Eli Bates: ‘Uncle Rook’, (1845–1924)
Maternal great-uncle

Eli was an older brother to H.E.’s maternal grandmother, Deborah Bates. He appears in the story 'Great Uncle Crow'. 'Fishing' is another tale of crafty old fishermen. In In the Heart of the Country (p.28), H.E. describes him in as ‘the piscatorial saint’ of the family.

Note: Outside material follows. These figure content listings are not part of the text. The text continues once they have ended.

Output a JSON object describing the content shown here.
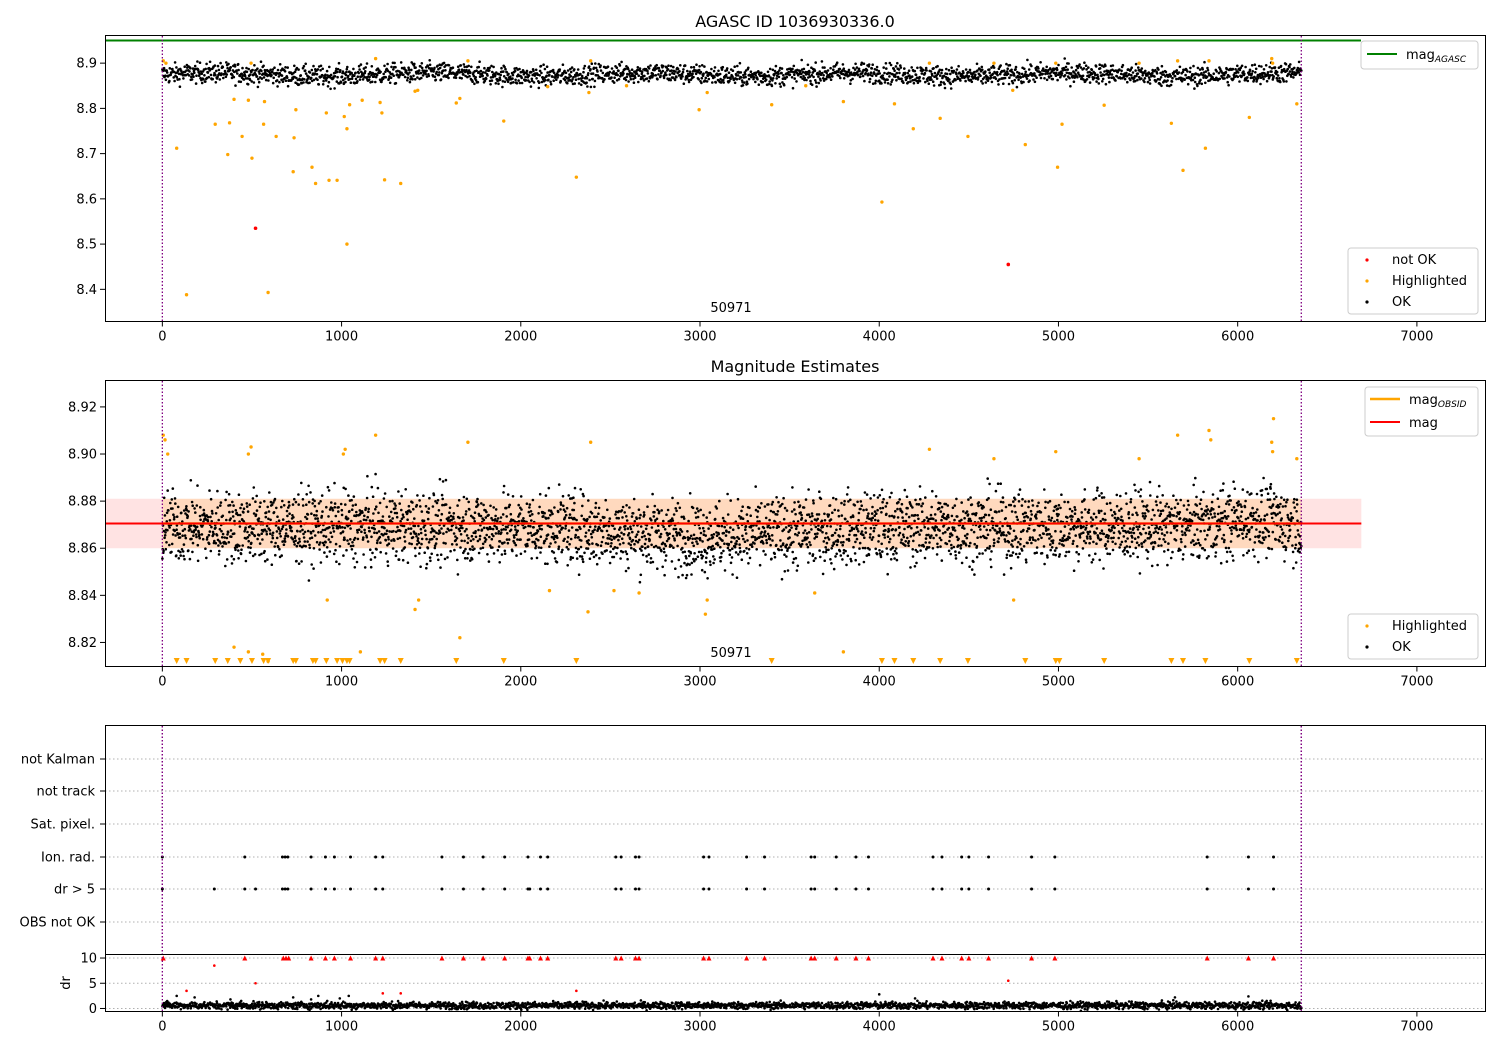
{
  "chart_data": [
    {
      "type": "scatter",
      "title": "AGASC ID 1036930336.0",
      "xlim": [
        -320,
        7380
      ],
      "ylim": [
        8.33,
        8.96
      ],
      "xticks": [
        "0",
        "1000",
        "2000",
        "3000",
        "4000",
        "5000",
        "6000",
        "7000"
      ],
      "yticks": [
        "8.4",
        "8.5",
        "8.6",
        "8.7",
        "8.8",
        "8.9"
      ],
      "vlines": [
        0,
        6355
      ],
      "annotation": {
        "text": "50971",
        "x": 3130,
        "y": 8.35
      },
      "baseline": {
        "name_main": "mag",
        "name_sub": "AGASC",
        "value": 8.95,
        "color": "#008000"
      },
      "ok_band": {
        "start": 0,
        "end": 6355,
        "center": 8.875,
        "spread": 0.011
      },
      "series": [
        {
          "name": "not OK",
          "color": "#ff0000",
          "points": [
            [
              520,
              8.535
            ],
            [
              4720,
              8.455
            ]
          ]
        },
        {
          "name": "Highlighted",
          "color": "#ffa500",
          "points": [
            [
              5,
              8.905
            ],
            [
              20,
              8.9
            ],
            [
              80,
              8.712
            ],
            [
              135,
              8.388
            ],
            [
              295,
              8.765
            ],
            [
              365,
              8.698
            ],
            [
              375,
              8.768
            ],
            [
              400,
              8.82
            ],
            [
              445,
              8.738
            ],
            [
              480,
              8.818
            ],
            [
              495,
              8.9
            ],
            [
              500,
              8.69
            ],
            [
              565,
              8.765
            ],
            [
              570,
              8.815
            ],
            [
              590,
              8.393
            ],
            [
              635,
              8.738
            ],
            [
              730,
              8.66
            ],
            [
              735,
              8.735
            ],
            [
              745,
              8.797
            ],
            [
              835,
              8.67
            ],
            [
              855,
              8.634
            ],
            [
              915,
              8.79
            ],
            [
              930,
              8.641
            ],
            [
              975,
              8.641
            ],
            [
              1015,
              8.782
            ],
            [
              1030,
              8.755
            ],
            [
              1030,
              8.5
            ],
            [
              1045,
              8.808
            ],
            [
              1115,
              8.818
            ],
            [
              1190,
              8.91
            ],
            [
              1215,
              8.813
            ],
            [
              1225,
              8.79
            ],
            [
              1240,
              8.642
            ],
            [
              1330,
              8.634
            ],
            [
              1410,
              8.838
            ],
            [
              1425,
              8.84
            ],
            [
              1640,
              8.812
            ],
            [
              1660,
              8.822
            ],
            [
              1705,
              8.905
            ],
            [
              1905,
              8.772
            ],
            [
              2150,
              8.848
            ],
            [
              2310,
              8.648
            ],
            [
              2380,
              8.835
            ],
            [
              2390,
              8.905
            ],
            [
              2590,
              8.85
            ],
            [
              2995,
              8.797
            ],
            [
              3040,
              8.835
            ],
            [
              3400,
              8.808
            ],
            [
              3590,
              8.85
            ],
            [
              3800,
              8.815
            ],
            [
              4015,
              8.593
            ],
            [
              4085,
              8.81
            ],
            [
              4190,
              8.755
            ],
            [
              4280,
              8.9
            ],
            [
              4340,
              8.778
            ],
            [
              4495,
              8.738
            ],
            [
              4640,
              8.9
            ],
            [
              4745,
              8.84
            ],
            [
              4815,
              8.72
            ],
            [
              4985,
              8.9
            ],
            [
              4995,
              8.67
            ],
            [
              5020,
              8.765
            ],
            [
              5255,
              8.807
            ],
            [
              5450,
              8.9
            ],
            [
              5630,
              8.767
            ],
            [
              5665,
              8.905
            ],
            [
              5695,
              8.663
            ],
            [
              5820,
              8.712
            ],
            [
              5840,
              8.905
            ],
            [
              6065,
              8.78
            ],
            [
              6190,
              8.91
            ],
            [
              6195,
              8.9
            ],
            [
              6330,
              8.81
            ]
          ]
        },
        {
          "name": "OK",
          "color": "#000000",
          "points": []
        }
      ],
      "legend": {
        "position": "lower-right",
        "items": [
          "not OK",
          "Highlighted",
          "OK"
        ]
      },
      "legend_top": {
        "position": "upper-right",
        "items": [
          "mag AGASC"
        ]
      }
    },
    {
      "type": "scatter",
      "title": "Magnitude Estimates",
      "xlim": [
        -320,
        7380
      ],
      "ylim": [
        8.81,
        8.931
      ],
      "xticks": [
        "0",
        "1000",
        "2000",
        "3000",
        "4000",
        "5000",
        "6000",
        "7000"
      ],
      "yticks": [
        "8.82",
        "8.84",
        "8.86",
        "8.88",
        "8.90",
        "8.92"
      ],
      "vlines": [
        0,
        6355
      ],
      "annotation": {
        "text": "50971",
        "x": 3130,
        "y": 8.8135
      },
      "mag": {
        "name": "mag",
        "value": 8.8705,
        "band": [
          8.86,
          8.881
        ],
        "x_end": 6690,
        "color": "#ff0000"
      },
      "mag_obsid": {
        "name_main": "mag",
        "name_sub": "OBSID",
        "value": 8.8705,
        "band": [
          8.86,
          8.881
        ],
        "x_end": 6355,
        "color": "#ffa500"
      },
      "ok_band": {
        "start": 0,
        "end": 6355,
        "center": 8.869,
        "spread": 0.0075
      },
      "series": [
        {
          "name": "Highlighted",
          "color": "#ffa500",
          "points": [
            [
              5,
              8.908
            ],
            [
              15,
              8.906
            ],
            [
              30,
              8.9
            ],
            [
              480,
              8.9
            ],
            [
              495,
              8.903
            ],
            [
              1010,
              8.9
            ],
            [
              1020,
              8.902
            ],
            [
              1190,
              8.908
            ],
            [
              1705,
              8.905
            ],
            [
              2390,
              8.905
            ],
            [
              4280,
              8.902
            ],
            [
              4640,
              8.898
            ],
            [
              4985,
              8.901
            ],
            [
              5450,
              8.898
            ],
            [
              5665,
              8.908
            ],
            [
              5840,
              8.91
            ],
            [
              5850,
              8.906
            ],
            [
              6190,
              8.905
            ],
            [
              6195,
              8.901
            ],
            [
              6200,
              8.915
            ],
            [
              6330,
              8.898
            ],
            [
              920,
              8.838
            ],
            [
              2160,
              8.842
            ],
            [
              2520,
              8.842
            ],
            [
              3030,
              8.832
            ],
            [
              3040,
              8.838
            ],
            [
              3640,
              8.841
            ],
            [
              2660,
              8.841
            ],
            [
              4750,
              8.838
            ],
            [
              1410,
              8.834
            ],
            [
              1430,
              8.838
            ],
            [
              2375,
              8.833
            ],
            [
              400,
              8.818
            ],
            [
              480,
              8.816
            ],
            [
              560,
              8.815
            ],
            [
              590,
              8.812
            ],
            [
              1105,
              8.816
            ],
            [
              1660,
              8.822
            ],
            [
              3800,
              8.816
            ]
          ]
        },
        {
          "name": "OK",
          "color": "#000000",
          "points": []
        }
      ],
      "clipped_markers": [
        80,
        135,
        295,
        365,
        435,
        500,
        565,
        590,
        730,
        745,
        840,
        855,
        915,
        975,
        1005,
        1030,
        1045,
        1215,
        1240,
        1330,
        1640,
        1905,
        2310,
        3400,
        4015,
        4085,
        4190,
        4340,
        4495,
        4815,
        4985,
        5005,
        5255,
        5630,
        5695,
        5820,
        6065,
        6330
      ],
      "legend": {
        "position": "lower-right",
        "items": [
          "Highlighted",
          "OK"
        ]
      },
      "legend_top": {
        "position": "upper-right",
        "items": [
          "mag OBSID",
          "mag"
        ]
      }
    },
    {
      "type": "scatter",
      "title": "",
      "xlim": [
        -320,
        7380
      ],
      "categories": [
        "not Kalman",
        "not track",
        "Sat. pixel.",
        "Ion. rad.",
        "dr > 5",
        "OBS not OK"
      ],
      "vlines": [
        0,
        6355
      ],
      "flag_positions": [
        0,
        290,
        460,
        520,
        670,
        685,
        700,
        830,
        910,
        960,
        1050,
        1190,
        1230,
        1560,
        1680,
        1790,
        1910,
        2040,
        2050,
        2110,
        2150,
        2530,
        2560,
        2640,
        2660,
        3020,
        3050,
        3260,
        3360,
        3620,
        3640,
        3760,
        3870,
        3940,
        4300,
        4350,
        4460,
        4500,
        4610,
        4850,
        4980,
        5830,
        6060,
        6200
      ],
      "ion_rad_only": [
        0,
        460,
        670,
        685,
        700,
        830,
        910,
        960,
        1050,
        1190,
        1230,
        1560,
        1680,
        1790,
        1910,
        2040,
        2110,
        2150,
        2530,
        2560,
        2640,
        2660,
        3020,
        3050,
        3260,
        3360,
        3620,
        3640,
        3760,
        3870,
        3940,
        4300,
        4350,
        4460,
        4500,
        4610,
        4850,
        4980,
        5830,
        6060,
        6200
      ]
    },
    {
      "type": "scatter",
      "title": "",
      "xlim": [
        -320,
        7380
      ],
      "ylim": [
        -0.5,
        10.6
      ],
      "ylabel": "dr",
      "yticks": [
        "0",
        "5",
        "10"
      ],
      "xticks": [
        "0",
        "1000",
        "2000",
        "3000",
        "4000",
        "5000",
        "6000",
        "7000"
      ],
      "vlines": [
        0,
        6355
      ],
      "clip_value": 10,
      "ok_band": {
        "start": 0,
        "end": 6355,
        "center": 0.6,
        "spread": 0.35
      },
      "series": [
        {
          "name": "not OK",
          "color": "#ff0000",
          "points": [
            [
              5,
              10
            ],
            [
              135,
              3.5
            ],
            [
              290,
              8.5
            ],
            [
              520,
              5
            ],
            [
              1230,
              3
            ],
            [
              1330,
              3
            ],
            [
              2310,
              3.5
            ],
            [
              4720,
              5.5
            ],
            [
              675,
              10
            ],
            [
              690,
              10
            ],
            [
              705,
              10
            ],
            [
              830,
              10
            ],
            [
              910,
              10
            ],
            [
              960,
              10
            ],
            [
              1050,
              10
            ],
            [
              1190,
              10
            ],
            [
              1230,
              10
            ],
            [
              1560,
              10
            ],
            [
              1680,
              10
            ],
            [
              1790,
              10
            ],
            [
              1910,
              10
            ],
            [
              2040,
              10
            ],
            [
              2050,
              10
            ],
            [
              2110,
              10
            ],
            [
              2150,
              10
            ],
            [
              2530,
              10
            ],
            [
              2560,
              10
            ],
            [
              2640,
              10
            ],
            [
              2660,
              10
            ],
            [
              3020,
              10
            ],
            [
              3050,
              10
            ],
            [
              3260,
              10
            ],
            [
              3360,
              10
            ],
            [
              3620,
              10
            ],
            [
              3640,
              10
            ],
            [
              3760,
              10
            ],
            [
              3870,
              10
            ],
            [
              3940,
              10
            ],
            [
              4300,
              10
            ],
            [
              4350,
              10
            ],
            [
              4460,
              10
            ],
            [
              4500,
              10
            ],
            [
              4610,
              10
            ],
            [
              4850,
              10
            ],
            [
              4980,
              10
            ],
            [
              5830,
              10
            ],
            [
              6060,
              10
            ],
            [
              6200,
              10
            ],
            [
              460,
              10
            ]
          ]
        },
        {
          "name": "OK",
          "color": "#000000",
          "points": [
            [
              80,
              2.5
            ],
            [
              180,
              2.2
            ],
            [
              380,
              1.8
            ],
            [
              440,
              1.5
            ],
            [
              730,
              2.2
            ],
            [
              830,
              1.8
            ],
            [
              870,
              2.5
            ],
            [
              920,
              1.5
            ],
            [
              990,
              2.0
            ],
            [
              1040,
              2.5
            ],
            [
              4000,
              2.8
            ],
            [
              4200,
              2.0
            ],
            [
              5650,
              2.2
            ],
            [
              6060,
              2.4
            ]
          ]
        }
      ]
    }
  ]
}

'He never worked, but could angle like an angel. A half-crazy rip-van-winkle kind of man who lived the life of a celibate hermit as far as I know on about threepence a week, who even into his old age was a master fisherman, a superb and cunning artist who could take rod and line on any day of the season and sit by the river between two bungling duffers who had sat there without a bite all day, and proceed to pull out the fish almost as fast as he could bait the hook. In the sober midland districts in whose rivers he fished his name is still remembered with wonder and a little awe. I remember him with just those emotions myself, seeing him as a tall, gloomy sepulchral man, with black coat faded to snuff-colour, white tobacco-stained beard, black rimmed spectacles, walking along in eternal piscatorial preoccupation, never recognising any of us except my father, with whom he sometimes stopped in the street and held brief beard-muffled conversations. With his sleepy, milky-white old eyes he looked about as likely to catch a fish as an elephant. Yet men will say to me ‘Rook was a masterpiece’. A man never had a better nickname. It describes perfectly the gloomy, hunched up figure sitting on the river bank or walking in the streets, lost in preoccupation during the fishing season, like some lonely old rook waiting for spring days’ (Flowers and Faces).